In this role, I led a 15-member cross-functional team to improve the aircraft spare parts supply chain. We began by applying advanced exploratory data analysis and predictive modeling, which resulted in a 20% increase in sales forecast accuracy. To further enhance performance, I utilized machine learning algorithms with a test-train approach, boosting model accuracy and reliability by 15%. By collaborating closely with technical and supply chain teams through Kanban and Jira, we improved communication flow and successfully increased project delivery efficiency by 10%, ensuring smoother operations across the board.
I managed a team using Agile methodologies to develop an LLM chatbot designed to automate nuclear energy proposals, which increased productivity by 20%. By leveraging data analytics and machine learning, we optimized the chatbot algorithms and streamlined data processing, improving performance by 15%. Additionally, I employed risk management strategies, including risk registers and mitigation tactics, to ensure timely delivery of project milestones, ultimately enhancing project efficiency by 20%. This cohesive approach allowed us to meet targets while driving innovation and improving operational performance.
I utilized data analytics and statistical modeling to design a solar power plant, reducing carbon emissions by 30% and improving energy efficiency. Through detailed data analysis, I generated comprehensive reports that provided actionable insights, leading to a 3% reduction in costs and enhanced operational efficiency. This approach allowed us to optimize both the environmental impact and the financial performance of the project, aligning with sustainability goals while ensuring cost-effective operations.
I utilized Python and Google OR-Tools to create an optimized EV charging station placement model, achieving a 3% cost reduction. I applied data analytics to develop a dynamic traffic model that adjusted traffic density in real time, enhancing overall efficiency by 15% and reducing wait times. Additionally, I coordinated with urban planners and electrical engineers to seamlessly integrate charging infrastructure into urban environments, resulting in a 12% improvement in operational efficiency.
I facilitated a lab for 40 students on operational research and management science, where I introduced various OR tools in Excel. To enhance the learning experience, I developed customized case studies based on real-world scenarios, resulting in a 30% increase in student engagement and participation. Additionally, I provided instruction on advanced Excel techniques, including the Solver optimization tool through linear programming, data analysis (regression), decision analysis, forecasting models, risk analysis, and Monte Carlo simulation, equipping students with practical skills for solving business challenges.

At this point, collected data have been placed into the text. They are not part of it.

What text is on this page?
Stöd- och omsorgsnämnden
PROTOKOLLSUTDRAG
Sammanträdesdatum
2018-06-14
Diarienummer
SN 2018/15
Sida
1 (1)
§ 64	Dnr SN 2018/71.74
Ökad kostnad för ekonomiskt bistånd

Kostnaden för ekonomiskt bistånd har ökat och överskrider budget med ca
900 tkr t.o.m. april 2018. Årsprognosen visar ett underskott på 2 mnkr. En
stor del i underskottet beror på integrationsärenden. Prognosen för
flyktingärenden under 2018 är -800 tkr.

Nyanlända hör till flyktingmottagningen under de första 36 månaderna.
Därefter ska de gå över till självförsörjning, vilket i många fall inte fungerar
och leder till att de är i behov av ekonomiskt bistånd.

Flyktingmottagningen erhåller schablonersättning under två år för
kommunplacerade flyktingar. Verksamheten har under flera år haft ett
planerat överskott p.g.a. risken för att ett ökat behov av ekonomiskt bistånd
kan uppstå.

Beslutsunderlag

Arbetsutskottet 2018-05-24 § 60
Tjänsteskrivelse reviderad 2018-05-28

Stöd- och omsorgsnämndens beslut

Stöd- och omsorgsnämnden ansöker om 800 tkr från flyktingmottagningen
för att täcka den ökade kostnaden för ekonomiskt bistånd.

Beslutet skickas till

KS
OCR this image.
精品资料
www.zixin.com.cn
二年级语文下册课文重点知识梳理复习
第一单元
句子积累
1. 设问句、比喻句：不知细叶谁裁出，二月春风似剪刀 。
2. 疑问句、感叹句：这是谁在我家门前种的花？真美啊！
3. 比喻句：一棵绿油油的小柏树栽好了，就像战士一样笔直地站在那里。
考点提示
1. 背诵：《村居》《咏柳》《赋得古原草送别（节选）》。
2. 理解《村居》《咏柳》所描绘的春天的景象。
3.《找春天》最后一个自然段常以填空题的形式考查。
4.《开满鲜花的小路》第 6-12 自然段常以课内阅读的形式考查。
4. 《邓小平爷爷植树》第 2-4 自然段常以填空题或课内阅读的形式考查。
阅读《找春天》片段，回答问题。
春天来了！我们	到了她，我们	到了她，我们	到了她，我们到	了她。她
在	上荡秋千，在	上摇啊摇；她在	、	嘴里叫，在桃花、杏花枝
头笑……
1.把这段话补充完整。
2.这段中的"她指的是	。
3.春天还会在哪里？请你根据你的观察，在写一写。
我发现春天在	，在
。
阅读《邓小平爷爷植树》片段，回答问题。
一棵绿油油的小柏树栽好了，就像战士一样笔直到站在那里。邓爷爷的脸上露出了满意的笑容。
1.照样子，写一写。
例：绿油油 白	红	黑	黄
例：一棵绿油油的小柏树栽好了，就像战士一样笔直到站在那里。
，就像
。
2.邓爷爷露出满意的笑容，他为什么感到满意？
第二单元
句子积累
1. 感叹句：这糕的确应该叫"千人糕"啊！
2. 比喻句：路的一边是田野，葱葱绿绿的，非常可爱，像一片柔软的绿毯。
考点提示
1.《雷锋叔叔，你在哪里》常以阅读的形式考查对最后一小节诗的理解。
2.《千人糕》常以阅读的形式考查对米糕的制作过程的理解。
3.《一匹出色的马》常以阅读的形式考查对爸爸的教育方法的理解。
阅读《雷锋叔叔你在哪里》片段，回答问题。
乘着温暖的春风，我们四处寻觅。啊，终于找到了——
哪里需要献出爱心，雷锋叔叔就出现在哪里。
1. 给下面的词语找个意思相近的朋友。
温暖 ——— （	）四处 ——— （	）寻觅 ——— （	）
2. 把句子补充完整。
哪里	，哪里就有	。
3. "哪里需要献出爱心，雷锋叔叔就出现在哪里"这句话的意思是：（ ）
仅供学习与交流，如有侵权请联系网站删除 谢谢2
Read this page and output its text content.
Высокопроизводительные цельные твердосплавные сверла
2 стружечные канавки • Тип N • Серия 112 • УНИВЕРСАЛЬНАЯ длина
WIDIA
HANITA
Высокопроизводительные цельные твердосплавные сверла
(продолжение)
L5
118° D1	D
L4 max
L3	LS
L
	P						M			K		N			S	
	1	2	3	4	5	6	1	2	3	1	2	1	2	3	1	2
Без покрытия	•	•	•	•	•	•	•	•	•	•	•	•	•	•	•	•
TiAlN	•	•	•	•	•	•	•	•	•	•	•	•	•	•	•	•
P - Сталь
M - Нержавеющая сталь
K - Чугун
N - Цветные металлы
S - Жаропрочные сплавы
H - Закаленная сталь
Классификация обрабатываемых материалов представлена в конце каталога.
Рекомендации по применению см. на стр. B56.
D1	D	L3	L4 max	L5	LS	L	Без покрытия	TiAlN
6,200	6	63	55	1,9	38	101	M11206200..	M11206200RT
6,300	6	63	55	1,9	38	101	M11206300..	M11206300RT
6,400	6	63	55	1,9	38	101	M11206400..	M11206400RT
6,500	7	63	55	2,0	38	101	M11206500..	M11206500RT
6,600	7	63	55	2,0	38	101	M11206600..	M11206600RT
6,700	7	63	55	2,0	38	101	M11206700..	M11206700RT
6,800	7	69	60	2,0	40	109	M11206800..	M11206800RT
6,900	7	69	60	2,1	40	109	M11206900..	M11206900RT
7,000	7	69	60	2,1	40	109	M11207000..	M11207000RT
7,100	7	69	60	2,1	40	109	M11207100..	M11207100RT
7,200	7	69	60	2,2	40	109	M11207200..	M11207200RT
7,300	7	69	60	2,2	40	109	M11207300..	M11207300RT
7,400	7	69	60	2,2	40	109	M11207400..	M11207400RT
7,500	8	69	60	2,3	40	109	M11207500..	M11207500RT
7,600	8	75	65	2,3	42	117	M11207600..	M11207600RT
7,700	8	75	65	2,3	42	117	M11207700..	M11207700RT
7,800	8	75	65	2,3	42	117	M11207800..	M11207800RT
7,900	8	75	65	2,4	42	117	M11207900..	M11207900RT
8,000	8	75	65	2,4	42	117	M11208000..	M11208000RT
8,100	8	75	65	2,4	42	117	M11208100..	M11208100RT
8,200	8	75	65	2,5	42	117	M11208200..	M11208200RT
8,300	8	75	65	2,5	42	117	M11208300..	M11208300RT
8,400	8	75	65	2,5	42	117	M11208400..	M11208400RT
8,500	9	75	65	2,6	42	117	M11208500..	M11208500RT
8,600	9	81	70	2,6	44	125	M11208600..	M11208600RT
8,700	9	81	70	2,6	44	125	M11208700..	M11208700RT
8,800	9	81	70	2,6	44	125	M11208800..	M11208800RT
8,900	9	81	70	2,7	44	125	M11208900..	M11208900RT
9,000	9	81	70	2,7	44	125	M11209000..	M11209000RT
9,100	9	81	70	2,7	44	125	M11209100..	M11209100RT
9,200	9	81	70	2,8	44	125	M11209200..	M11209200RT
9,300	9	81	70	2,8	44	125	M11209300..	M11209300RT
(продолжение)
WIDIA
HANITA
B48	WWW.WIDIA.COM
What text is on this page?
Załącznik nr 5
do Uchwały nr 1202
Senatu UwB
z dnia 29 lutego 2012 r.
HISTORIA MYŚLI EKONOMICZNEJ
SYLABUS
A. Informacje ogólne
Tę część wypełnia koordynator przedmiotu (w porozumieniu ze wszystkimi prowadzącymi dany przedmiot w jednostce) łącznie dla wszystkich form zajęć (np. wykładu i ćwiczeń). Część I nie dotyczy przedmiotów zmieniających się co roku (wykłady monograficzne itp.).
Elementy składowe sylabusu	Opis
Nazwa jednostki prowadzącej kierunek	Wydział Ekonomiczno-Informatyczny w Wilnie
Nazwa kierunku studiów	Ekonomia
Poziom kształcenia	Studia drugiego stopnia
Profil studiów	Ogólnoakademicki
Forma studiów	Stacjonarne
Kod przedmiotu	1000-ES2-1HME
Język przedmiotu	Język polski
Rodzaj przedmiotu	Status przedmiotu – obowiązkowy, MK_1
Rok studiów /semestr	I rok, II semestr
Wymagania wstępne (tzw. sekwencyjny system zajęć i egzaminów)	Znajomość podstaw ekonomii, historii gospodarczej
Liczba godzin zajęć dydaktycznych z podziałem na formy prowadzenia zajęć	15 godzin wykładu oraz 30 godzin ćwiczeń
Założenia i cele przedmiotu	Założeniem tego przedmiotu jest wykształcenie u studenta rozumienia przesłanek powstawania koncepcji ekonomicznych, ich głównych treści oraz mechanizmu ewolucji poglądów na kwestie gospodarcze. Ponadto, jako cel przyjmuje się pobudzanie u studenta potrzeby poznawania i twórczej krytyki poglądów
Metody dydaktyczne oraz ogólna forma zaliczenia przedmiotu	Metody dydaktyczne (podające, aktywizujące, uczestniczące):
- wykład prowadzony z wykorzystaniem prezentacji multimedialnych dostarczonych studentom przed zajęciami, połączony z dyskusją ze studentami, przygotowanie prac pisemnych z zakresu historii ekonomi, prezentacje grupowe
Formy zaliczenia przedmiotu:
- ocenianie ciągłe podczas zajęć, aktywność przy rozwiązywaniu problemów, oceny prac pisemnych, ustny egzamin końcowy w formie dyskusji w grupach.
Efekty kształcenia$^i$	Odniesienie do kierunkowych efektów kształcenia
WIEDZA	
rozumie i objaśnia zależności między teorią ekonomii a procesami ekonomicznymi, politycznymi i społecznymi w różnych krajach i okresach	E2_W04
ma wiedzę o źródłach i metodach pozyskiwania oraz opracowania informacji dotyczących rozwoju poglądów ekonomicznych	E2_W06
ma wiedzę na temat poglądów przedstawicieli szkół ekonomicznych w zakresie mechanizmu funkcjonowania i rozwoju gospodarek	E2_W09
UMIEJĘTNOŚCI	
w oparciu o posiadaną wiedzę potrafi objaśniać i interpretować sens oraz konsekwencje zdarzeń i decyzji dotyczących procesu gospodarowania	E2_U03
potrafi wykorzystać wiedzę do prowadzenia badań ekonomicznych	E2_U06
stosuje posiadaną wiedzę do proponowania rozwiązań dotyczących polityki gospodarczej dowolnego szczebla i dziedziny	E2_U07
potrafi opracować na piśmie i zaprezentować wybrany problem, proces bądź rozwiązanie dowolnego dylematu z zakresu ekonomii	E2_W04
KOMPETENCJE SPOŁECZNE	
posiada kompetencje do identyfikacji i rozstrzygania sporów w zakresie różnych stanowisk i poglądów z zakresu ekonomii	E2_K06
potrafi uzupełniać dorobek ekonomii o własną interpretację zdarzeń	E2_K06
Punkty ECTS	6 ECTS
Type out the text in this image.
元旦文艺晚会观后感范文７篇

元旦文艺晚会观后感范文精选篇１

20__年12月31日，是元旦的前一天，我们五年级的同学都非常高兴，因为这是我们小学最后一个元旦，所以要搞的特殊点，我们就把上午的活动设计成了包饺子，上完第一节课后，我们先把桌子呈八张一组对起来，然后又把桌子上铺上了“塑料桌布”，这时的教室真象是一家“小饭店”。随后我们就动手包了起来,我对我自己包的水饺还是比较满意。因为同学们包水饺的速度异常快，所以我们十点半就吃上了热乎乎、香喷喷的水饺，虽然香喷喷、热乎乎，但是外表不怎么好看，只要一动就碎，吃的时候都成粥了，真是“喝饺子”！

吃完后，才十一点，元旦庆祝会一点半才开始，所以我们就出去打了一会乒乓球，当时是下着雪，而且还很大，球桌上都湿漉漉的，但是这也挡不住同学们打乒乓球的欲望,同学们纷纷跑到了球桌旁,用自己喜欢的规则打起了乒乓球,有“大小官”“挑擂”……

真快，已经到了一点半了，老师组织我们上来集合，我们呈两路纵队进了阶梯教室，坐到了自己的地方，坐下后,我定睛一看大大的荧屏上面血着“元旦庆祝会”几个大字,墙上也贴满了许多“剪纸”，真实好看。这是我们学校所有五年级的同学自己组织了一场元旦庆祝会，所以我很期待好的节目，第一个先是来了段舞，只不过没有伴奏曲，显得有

I designed optimized solar panel layouts for commercial buildings using AutoCAD and PVSyst, achieving a 2.5% reduction in annual energy consumption costs. I also developed solutions for solar panel distribution networks and conducted a comprehensive feasibility study, which enhanced access to electricity in rural regions by 40%. This work not only improved energy efficiency for commercial clients but also contributed significantly to expanding renewable energy access in underserved areas.